Massachusetts’ request for qualifications for public finance investment banking and underwriting services — its first in four years to pre-qualify banks to use in negotiated sales — has elicited widespread responses, state Treasury officials say.

The commonwealth this week and early next week plans to conduct interviews and hear oral presentations for banks wishing to be senior managers. It expects to award contracts early next month.

According to Colin MacNaught, assistant treasurer for debt management, 39 banks had expressed interest as of last Thursday.

MacNaught and his staff of five are coordinating the effort.

“We’ve had a ton of responses, considering the amount of consolidation we’ve seen in the banking industry. I think banks like the credit and what we’re doing. They want to be a part of it,” MacNaught said in an interview.

Standard & Poor’s last September raised Massachusetts’ general obligation bond rating to AA-plus from AA with a stable outlook, shortly after Gov.

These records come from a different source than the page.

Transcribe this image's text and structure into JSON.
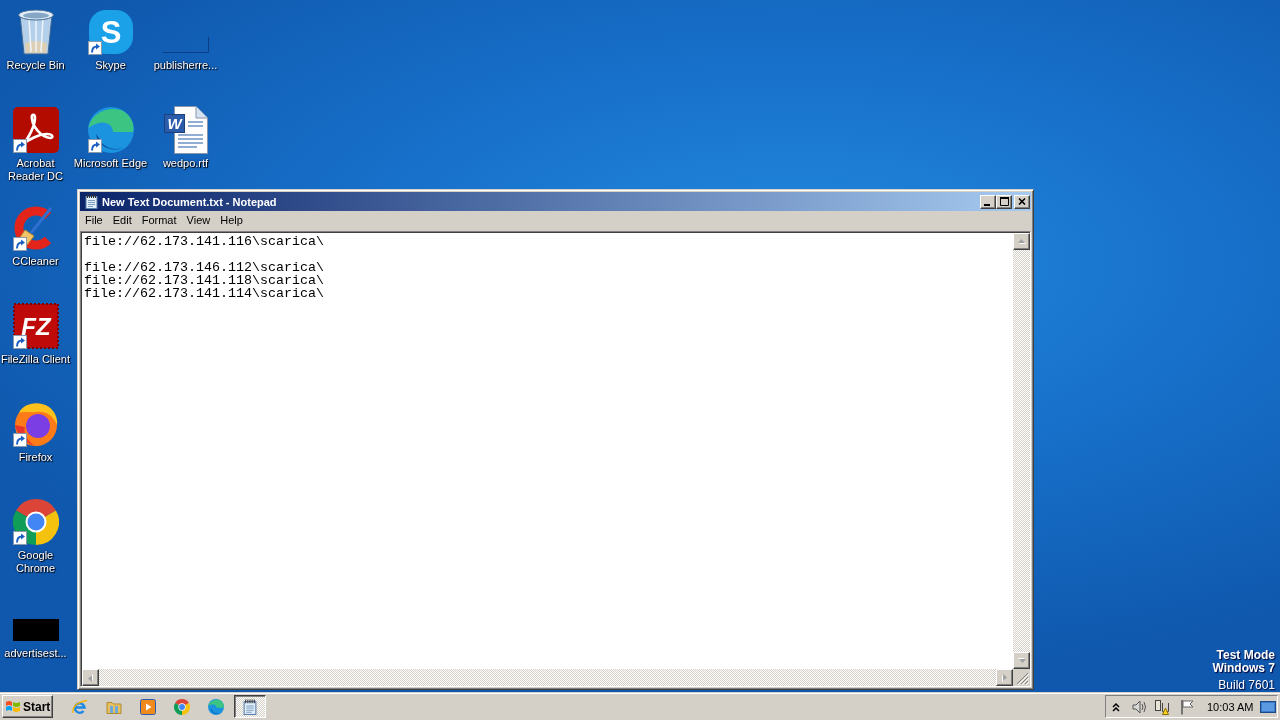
{
  "desktop": {
    "icon_columns": [
      [
        {
          "label": "Recycle Bin",
          "kind": "bin",
          "shortcut": false
        },
        {
          "label": "Acrobat Reader DC",
          "kind": "acrobat",
          "shortcut": true
        },
        {
          "label": "CCleaner",
          "kind": "ccleaner",
          "shortcut": true
        },
        {
          "label": "FileZilla Client",
          "kind": "filezilla",
          "logo_text": "FZ",
          "shortcut": true
        },
        {
          "label": "Firefox",
          "kind": "firefox",
          "shortcut": true
        },
        {
          "label": "Google Chrome",
          "kind": "chrome",
          "shortcut": true
        },
        {
          "label": "advertisest...",
          "kind": "thumbnail",
          "shortcut": false
        }
      ],
      [
        {
          "label": "Skype",
          "kind": "skype",
          "logo_text": "S",
          "shortcut": true
        },
        {
          "label": "Microsoft Edge",
          "kind": "edge",
          "shortcut": true
        }
      ],
      [
        {
          "label": "publisherre...",
          "kind": "blank",
          "shortcut": false
        },
        {
          "label": "wedpo.rtf",
          "kind": "document",
          "logo_text": "W",
          "shortcut": false
        }
      ]
    ],
    "notice": [
      {
        "text": "Test Mode",
        "bold": true
      },
      {
        "text": "Windows 7",
        "bold": true
      },
      {
        "text": "Build 7601",
        "bold": false
      }
    ]
  },
  "notepad": {
    "title": "New Text Document.txt - Notepad",
    "active": true,
    "menu": [
      "File",
      "Edit",
      "Format",
      "View",
      "Help"
    ],
    "text": "file://62.173.141.116\\scarica\\\n\nfile://62.173.146.112\\scarica\\\nfile://62.173.141.118\\scarica\\\nfile://62.173.141.114\\scarica\\",
    "scrollbars_disabled": true
  },
  "taskbar": {
    "start_label": "Start",
    "task_buttons": [
      {
        "selected": true
      }
    ],
    "clock": "10:03 AM"
  }
}
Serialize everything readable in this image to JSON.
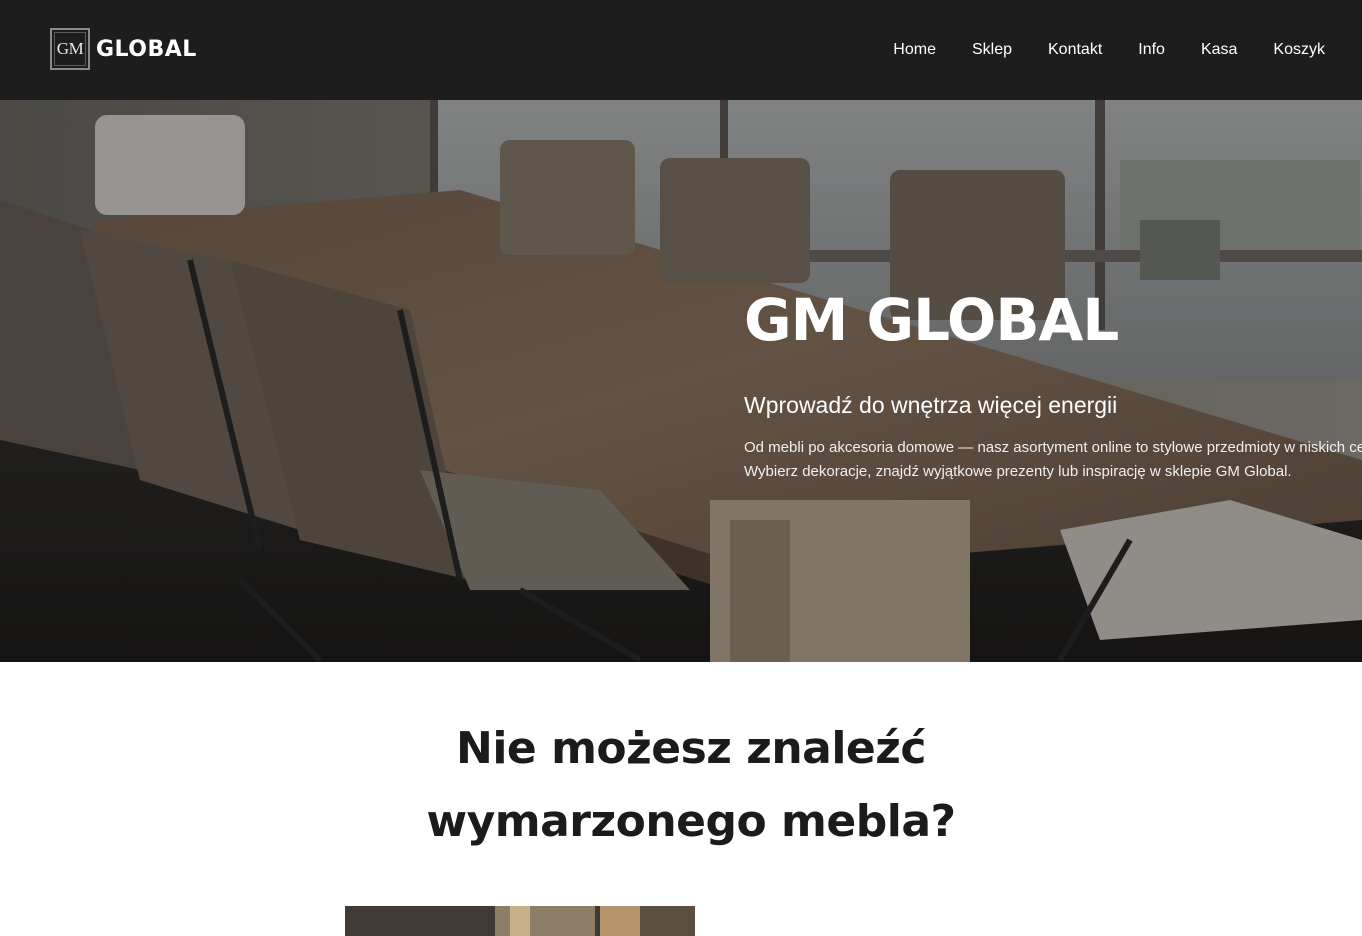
{
  "header": {
    "logo_mark": "GM",
    "logo_text": "GLOBAL",
    "nav": [
      {
        "label": "Home"
      },
      {
        "label": "Sklep"
      },
      {
        "label": "Kontakt"
      },
      {
        "label": "Info"
      },
      {
        "label": "Kasa"
      },
      {
        "label": "Koszyk"
      }
    ]
  },
  "hero": {
    "title": "GM GLOBAL",
    "subtitle": "Wprowadź do wnętrza więcej energii",
    "text": "Od mebli po akcesoria domowe — nasz asortyment online to stylowe przedmioty w niskich cenach. Wybierz dekoracje, znajdź wyjątkowe prezenty lub inspirację w sklepie GM Global."
  },
  "section": {
    "heading": "Nie możesz znaleźć wymarzonego mebla?"
  },
  "colors": {
    "header_bg": "#1d1d1d",
    "text_dark": "#1b1b1b",
    "white": "#ffffff"
  }
}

Deval Patrick, Treasurer Steven Grossman and other officials pitched the state’s attributes to the three major rating agencies.

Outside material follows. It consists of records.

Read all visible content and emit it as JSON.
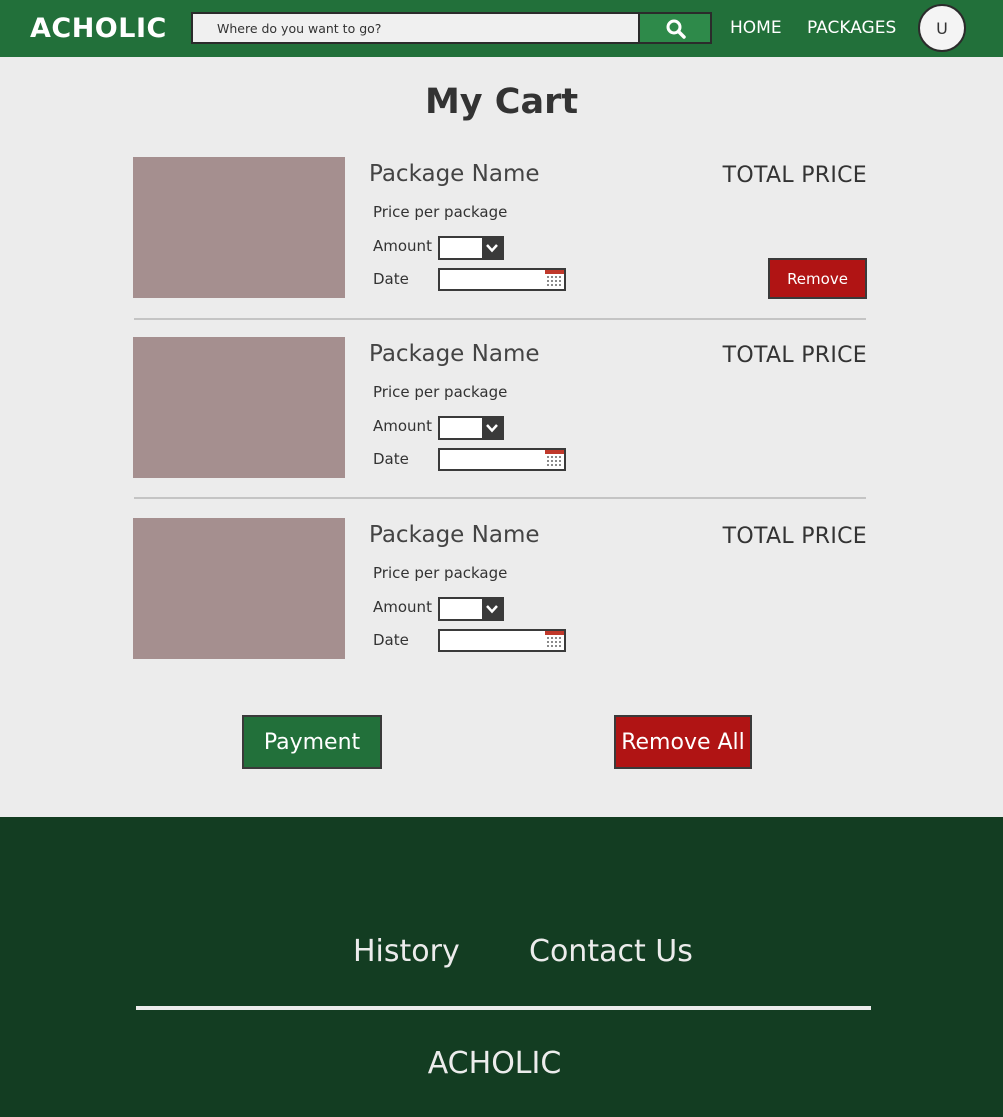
{
  "header": {
    "brand": "ACHOLIC",
    "search": {
      "placeholder": "Where do you want to go?",
      "value": ""
    },
    "nav": {
      "home": "HOME",
      "packages": "PACKAGES"
    },
    "avatar_initial": "U"
  },
  "main": {
    "title": "My Cart",
    "items": [
      {
        "name": "Package Name",
        "price_per_label": "Price per package",
        "amount_label": "Amount",
        "amount_value": "",
        "date_label": "Date",
        "date_value": "",
        "total_label": "TOTAL PRICE",
        "remove_label": "Remove"
      },
      {
        "name": "Package Name",
        "price_per_label": "Price per package",
        "amount_label": "Amount",
        "amount_value": "",
        "date_label": "Date",
        "date_value": "",
        "total_label": "TOTAL PRICE"
      },
      {
        "name": "Package Name",
        "price_per_label": "Price per package",
        "amount_label": "Amount",
        "amount_value": "",
        "date_label": "Date",
        "date_value": "",
        "total_label": "TOTAL PRICE"
      }
    ],
    "payment_label": "Payment",
    "remove_all_label": "Remove All"
  },
  "footer": {
    "history": "History",
    "contact": "Contact Us",
    "brand": "ACHOLIC"
  },
  "icons": {
    "search": "search-icon",
    "dropdown": "chevron-down-icon",
    "calendar": "calendar-icon"
  },
  "colors": {
    "primary_green": "#22703a",
    "footer_green": "#133d22",
    "danger_red": "#b01414",
    "background": "#ececec",
    "placeholder_image": "#a58f8f"
  }
}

Massachusetts in 2011 enacted cost reductions in pensions and municipal health care, and became the fourth state with a rainy-day fund exceeding $1 billion.

Moody’s Investors Service and Fitch Ratings rate the Bay State Aa1 and AA-plus, respectively.

MacNaught said the state, which issued the RFQ on March 15, expects to conduct most of its borrowings by competitive sale, given market stability and consistent investor demand for bonds.

“We’re confident that if the market is in good shape, a competitive sale will lead to better pricing,” he said. “We will also consider using a negotiated sale strategically, but there would have to be a compelling reason to go negotiated.”

Pre-qualifying alone isn’t enough, MacNaught added.

“We’re trying to be clear in the RFQ to let banks know that even after pre-qualifying, we want as much competition as possible among the banks,” he said. “Each bank is going to have to earn their way into an underwriting syndicate by demonstrating their value.”

After the RFQ, Treasury officials plan to develop a scorecard to keep track of banking performance in such areas as competitive sales, helping reach new investors and creative refunding ideas.

Grossman, elected treasurer in 2010, wants effective measuring sticks for all who do business with his department, including bond counsel and financial advisors.

A bank needn’t be big or small per se, MacNaught said. “If the bank has a good track record of underwriting bonds to support better pricing, if the team of bankers is smart and can demonstrate a high level of service, then we’re interested,” he said.

Massachusetts’ fiscal 2012 financial plan includes roughly $320 million in accelerated bridge program borrowing.

They are special obligation bonds that the state legislature approved, secured by gas tax revenues and Registry of Motor Vehicle fees under a statewide initiative to repair and rehabilitate about 600 structurally deficient bridges.

Moody’s and Standard & Poor’s rate the bonds triple-A.

Though Massachusetts was to borrow $1.75 billion to support the state’s capital plan in fiscal 2012, it may have to borrow a further $600 million by issuing GO bonds, MacNaught said, based on bond sales since last July.

The amount and timing, he said, will depend on the pace of capital spending on infrastructure projects.